Fisco: contributi regionali in favore di lavoratori parasubordinati e autonomi


Chiarimenti sul trattamento fiscale dei contributi erogati dalla Regione in favore di lavoratori parasubordinati e lavoratori autonomi (Agenzia delle Entrate – Risposta 20 aprile 2021, n. 273).

L’Agenzia chiarisce che con l’art. 10-bis del decreto Ristori, il legislatore ha riconosciuto ai contributi di « qualsiasi natura» erogati, in via eccezionale a seguito dell’emergenza epidemiologica Covid-19, «da chiunque» e «indipendentemente dalle modalità di fruizione», la non concorrenza a tassazione in considerazione della finalità dell’aiuto economico di contrastare gli effetti negativi conseguenti dall’emergenza epidemiologica da Covid-19.

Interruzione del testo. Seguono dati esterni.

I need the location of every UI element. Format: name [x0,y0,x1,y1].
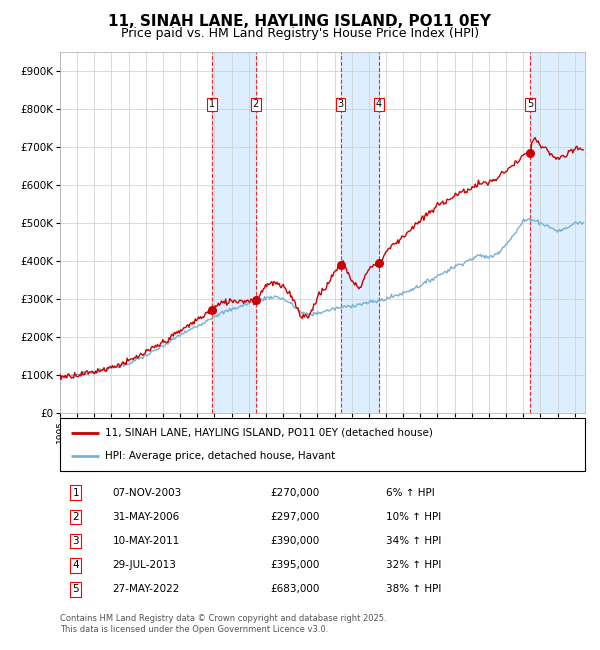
Text: 34% ↑ HPI: 34% ↑ HPI [386,536,441,546]
Text: 1: 1 [209,99,215,109]
Text: 29-JUL-2013: 29-JUL-2013 [113,560,176,570]
Text: 3: 3 [73,536,79,546]
Text: 3: 3 [338,99,344,109]
Text: 10-MAY-2011: 10-MAY-2011 [113,536,180,546]
Text: 5: 5 [73,584,79,595]
Text: £395,000: £395,000 [270,560,319,570]
Text: 4: 4 [73,560,79,570]
Bar [212,52,256,413]
Bar [530,52,585,413]
Text: 11, SINAH LANE, HAYLING ISLAND, PO11 0EY: 11, SINAH LANE, HAYLING ISLAND, PO11 0EY [109,14,491,29]
Bar [341,52,379,413]
Text: HPI: Average price, detached house, Havant: HPI: Average price, detached house, Hava… [104,451,335,462]
Text: 07-NOV-2003: 07-NOV-2003 [113,488,182,498]
Text: 2: 2 [73,512,79,522]
Text: £297,000: £297,000 [270,512,319,522]
Text: 2: 2 [253,99,259,109]
Text: 38% ↑ HPI: 38% ↑ HPI [386,584,441,595]
Text: £390,000: £390,000 [270,536,319,546]
Text: 10% ↑ HPI: 10% ↑ HPI [386,512,441,522]
Text: 32% ↑ HPI: 32% ↑ HPI [386,560,441,570]
Text: 6% ↑ HPI: 6% ↑ HPI [386,488,434,498]
Text: Contains HM Land Registry data © Crown copyright and database right 2025.
This d: Contains HM Land Registry data © Crown c… [60,614,386,634]
Text: Price paid vs. HM Land Registry's House Price Index (HPI): Price paid vs. HM Land Registry's House … [121,27,479,40]
Text: 5: 5 [527,99,533,109]
Text: 4: 4 [376,99,382,109]
Text: 31-MAY-2006: 31-MAY-2006 [113,512,180,522]
Text: 11, SINAH LANE, HAYLING ISLAND, PO11 0EY (detached house): 11, SINAH LANE, HAYLING ISLAND, PO11 0EY… [104,428,433,438]
Text: £683,000: £683,000 [270,584,319,595]
FancyBboxPatch shape [60,418,585,471]
Text: 1: 1 [73,488,79,498]
Text: £270,000: £270,000 [270,488,319,498]
Text: 27-MAY-2022: 27-MAY-2022 [113,584,180,595]
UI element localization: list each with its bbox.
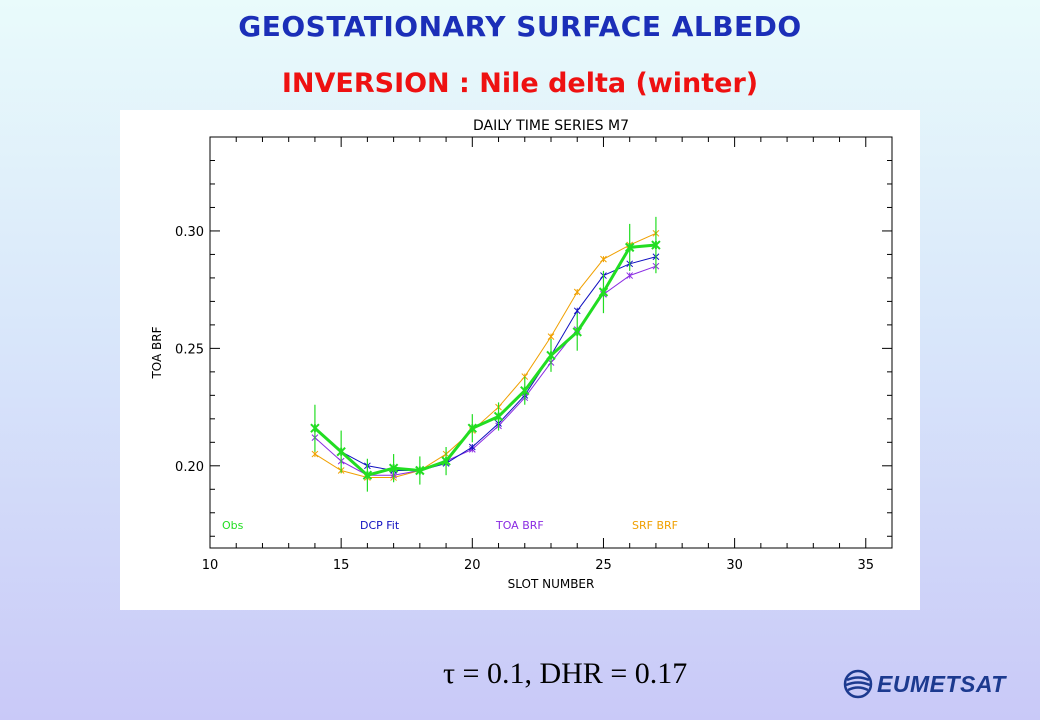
eumetsat-globe-icon [843,669,873,699]
series-line-toa-brf [314,265,657,476]
footer-params: τ = 0.1, DHR = 0.17 [443,657,688,690]
legend-item: Obs [222,519,244,532]
chart-title: DAILY TIME SERIES M7 [473,118,629,134]
legend-item: TOA BRF [495,519,544,532]
chart-svg: 10 15 20 25 30 35 0.20 0.25 0.30 DAILY TIME SERIE… [150,118,893,591]
series-line-srf-brf [314,232,657,479]
x-tick-label: 30 [726,558,743,573]
x-tick-label: 15 [333,558,350,573]
series-line-obs [313,243,657,477]
page-subtitle: INVERSION : Nile delta (winter) [281,68,759,99]
y-axis-label: TOA BRF [150,326,164,379]
page-title: GEOSTATIONARY SURFACE ALBEDO [238,10,802,43]
chart-panel: 10 15 20 25 30 35 0.20 0.25 0.30 DAILY TIME SERIE… [120,110,920,610]
x-tick-label: 10 [202,558,219,573]
series-line-dcp-fit [314,256,657,471]
y-tick-label: 0.30 [175,225,204,240]
legend-item: SRF BRF [632,519,678,532]
x-tick-label: 20 [464,558,481,573]
logo-text: EUMETSAT [877,670,1006,697]
x-tick-label: 25 [595,558,612,573]
y-tick-label: 0.20 [175,460,204,475]
x-tick-label: 35 [857,558,874,573]
y-tick-label: 0.25 [175,342,204,357]
x-axis-label: SLOT NUMBER [508,577,595,591]
legend-item: DCP Fit [360,519,400,532]
eumetsat-logo: EUMETSAT [843,664,1023,704]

Con riferimento ai soggetti destinatari del regime fiscale di favore, la norma individua «i soggetti esercenti impresa, arte o professione, nonché i lavoratori autonomi». Dunque, è stato riconosciuto il beneficio fiscale in esame non solo a coloro che siano titolari di un reddito di lavoro autonomo professionale, ovvero a coloro che esercitano un’arte e una professione, ma più in generale «ai lavoratori autonomi», ovvero ai soggetti che svolgono un’attività di lavoro senza vincolo di subordinazione e, conseguentemente, titolari di reddito di lavoro autonomo, sia esso assimilato o occasionale.
In base a tali considerazioni, pertanto, in relazione al caso in esame, l’Agenzia ritiene che il contributo che la Regione istante erogherà, non rileverà fiscalmente nei confronti dei lavoratori autonomi senza partita IVA, con contratto di lavoro occasionale o con contratto di cessione del diritto d’autore, anche non iscritti alla gestione separata perché esonerati.

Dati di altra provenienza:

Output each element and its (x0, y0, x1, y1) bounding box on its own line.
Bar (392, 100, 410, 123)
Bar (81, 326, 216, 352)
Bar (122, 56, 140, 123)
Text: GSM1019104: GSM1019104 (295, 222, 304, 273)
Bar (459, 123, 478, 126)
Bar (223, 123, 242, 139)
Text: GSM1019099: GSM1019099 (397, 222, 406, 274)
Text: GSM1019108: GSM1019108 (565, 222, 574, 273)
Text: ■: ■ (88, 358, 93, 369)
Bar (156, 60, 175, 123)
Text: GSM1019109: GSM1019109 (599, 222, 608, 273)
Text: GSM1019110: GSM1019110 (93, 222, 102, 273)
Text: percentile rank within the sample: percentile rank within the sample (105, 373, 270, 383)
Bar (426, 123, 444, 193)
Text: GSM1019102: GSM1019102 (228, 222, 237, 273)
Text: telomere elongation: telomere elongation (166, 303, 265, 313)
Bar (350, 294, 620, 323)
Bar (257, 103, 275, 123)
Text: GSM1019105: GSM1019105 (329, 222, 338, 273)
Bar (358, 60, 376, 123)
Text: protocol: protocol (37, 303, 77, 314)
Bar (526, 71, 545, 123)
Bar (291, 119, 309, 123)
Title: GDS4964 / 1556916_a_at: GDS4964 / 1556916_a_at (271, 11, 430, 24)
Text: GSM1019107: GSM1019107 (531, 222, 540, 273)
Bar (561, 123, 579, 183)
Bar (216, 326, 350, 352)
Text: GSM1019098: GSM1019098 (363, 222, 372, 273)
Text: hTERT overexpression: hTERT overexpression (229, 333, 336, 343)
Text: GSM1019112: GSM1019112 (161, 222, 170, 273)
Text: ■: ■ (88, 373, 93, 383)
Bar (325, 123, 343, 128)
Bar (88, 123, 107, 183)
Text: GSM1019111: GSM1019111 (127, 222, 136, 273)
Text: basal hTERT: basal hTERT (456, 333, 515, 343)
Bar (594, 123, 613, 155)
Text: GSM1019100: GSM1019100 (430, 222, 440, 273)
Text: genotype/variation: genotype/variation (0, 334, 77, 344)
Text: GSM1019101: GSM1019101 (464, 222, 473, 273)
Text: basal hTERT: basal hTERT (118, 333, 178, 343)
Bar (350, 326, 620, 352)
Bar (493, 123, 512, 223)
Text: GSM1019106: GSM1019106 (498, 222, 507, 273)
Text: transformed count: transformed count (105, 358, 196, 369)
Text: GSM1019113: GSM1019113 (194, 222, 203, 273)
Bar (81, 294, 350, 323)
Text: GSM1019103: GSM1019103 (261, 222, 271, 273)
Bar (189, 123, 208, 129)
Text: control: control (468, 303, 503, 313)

Diversamente, per i lavoratori con contratto di collaborazione e per i lavoratori parasubordinati iscritti alla gestione separata (quali collaboratori coordinati e continuativi/lavoratori a progetto), non può applicarsi il regime di esenzione previsto dall’articolo 10-bis sopra citato.

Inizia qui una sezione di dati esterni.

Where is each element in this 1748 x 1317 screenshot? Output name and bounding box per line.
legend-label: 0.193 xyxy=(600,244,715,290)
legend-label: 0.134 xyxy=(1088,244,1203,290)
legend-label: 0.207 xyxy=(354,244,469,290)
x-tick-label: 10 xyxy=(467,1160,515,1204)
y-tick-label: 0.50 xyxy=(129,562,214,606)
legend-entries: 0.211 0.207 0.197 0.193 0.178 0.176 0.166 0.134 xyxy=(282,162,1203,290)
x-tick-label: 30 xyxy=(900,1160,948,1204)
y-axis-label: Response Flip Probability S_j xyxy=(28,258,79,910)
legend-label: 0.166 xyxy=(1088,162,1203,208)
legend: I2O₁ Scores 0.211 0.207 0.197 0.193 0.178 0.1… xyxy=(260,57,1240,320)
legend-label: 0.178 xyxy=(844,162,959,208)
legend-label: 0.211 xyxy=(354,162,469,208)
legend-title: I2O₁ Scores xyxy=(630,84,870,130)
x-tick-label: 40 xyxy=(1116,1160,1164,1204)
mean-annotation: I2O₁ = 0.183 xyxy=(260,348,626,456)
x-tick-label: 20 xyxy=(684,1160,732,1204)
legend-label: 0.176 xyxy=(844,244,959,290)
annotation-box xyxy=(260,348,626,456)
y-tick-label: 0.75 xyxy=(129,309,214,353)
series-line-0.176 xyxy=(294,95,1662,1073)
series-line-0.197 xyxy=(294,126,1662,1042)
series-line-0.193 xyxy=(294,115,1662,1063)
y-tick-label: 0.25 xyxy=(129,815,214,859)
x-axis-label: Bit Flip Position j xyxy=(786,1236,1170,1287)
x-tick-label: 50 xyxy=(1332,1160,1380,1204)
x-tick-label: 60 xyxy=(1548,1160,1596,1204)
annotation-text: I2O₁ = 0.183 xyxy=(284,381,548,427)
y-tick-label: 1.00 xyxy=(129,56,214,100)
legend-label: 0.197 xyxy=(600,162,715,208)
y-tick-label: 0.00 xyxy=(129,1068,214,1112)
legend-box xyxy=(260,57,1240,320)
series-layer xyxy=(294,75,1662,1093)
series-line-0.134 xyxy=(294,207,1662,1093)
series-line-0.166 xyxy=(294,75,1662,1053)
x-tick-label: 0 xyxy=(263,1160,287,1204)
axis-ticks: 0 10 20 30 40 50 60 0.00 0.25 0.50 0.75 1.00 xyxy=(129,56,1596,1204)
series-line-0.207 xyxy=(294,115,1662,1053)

Dal punto di vista fiscale, tra l’altro, le predette tipologie contrattuali generano reddito assimilato a quello di lavoro dipendente, ai sensi dell’articolo 50, comma 1, lettera c-bis), del Tuir. Al riguardo, infatti, l’Agenzia osserva che il rapporto di parasubordinazione genera reddito di lavoro autonomo solo nell’ipotesi in cui la collaborazione rientri «nell’oggetto dell’arte o professione di cui all’art. 53, comma 1, concernente redditi di lavoro autonomo, esercitate dal contribuente».
Nel caso in esame, pertanto, i lavoratori parasubordinati iscritti alla gestione separata, co.co.co e lavoratori a progetto privi di partita IVA, non potranno beneficiare del regime di favore previsto dall’articolo 10-bis citato.
Conseguentemente, l’Ente istante in sede di erogazione del beneficio economico a tali soggetti sarà tenuto ad operare la ritenuta a titolo di acconto Irpef ai sensi dell’articolo 24 del decreto del Presidente della Repubblica 29 settembre 1973, n. 600.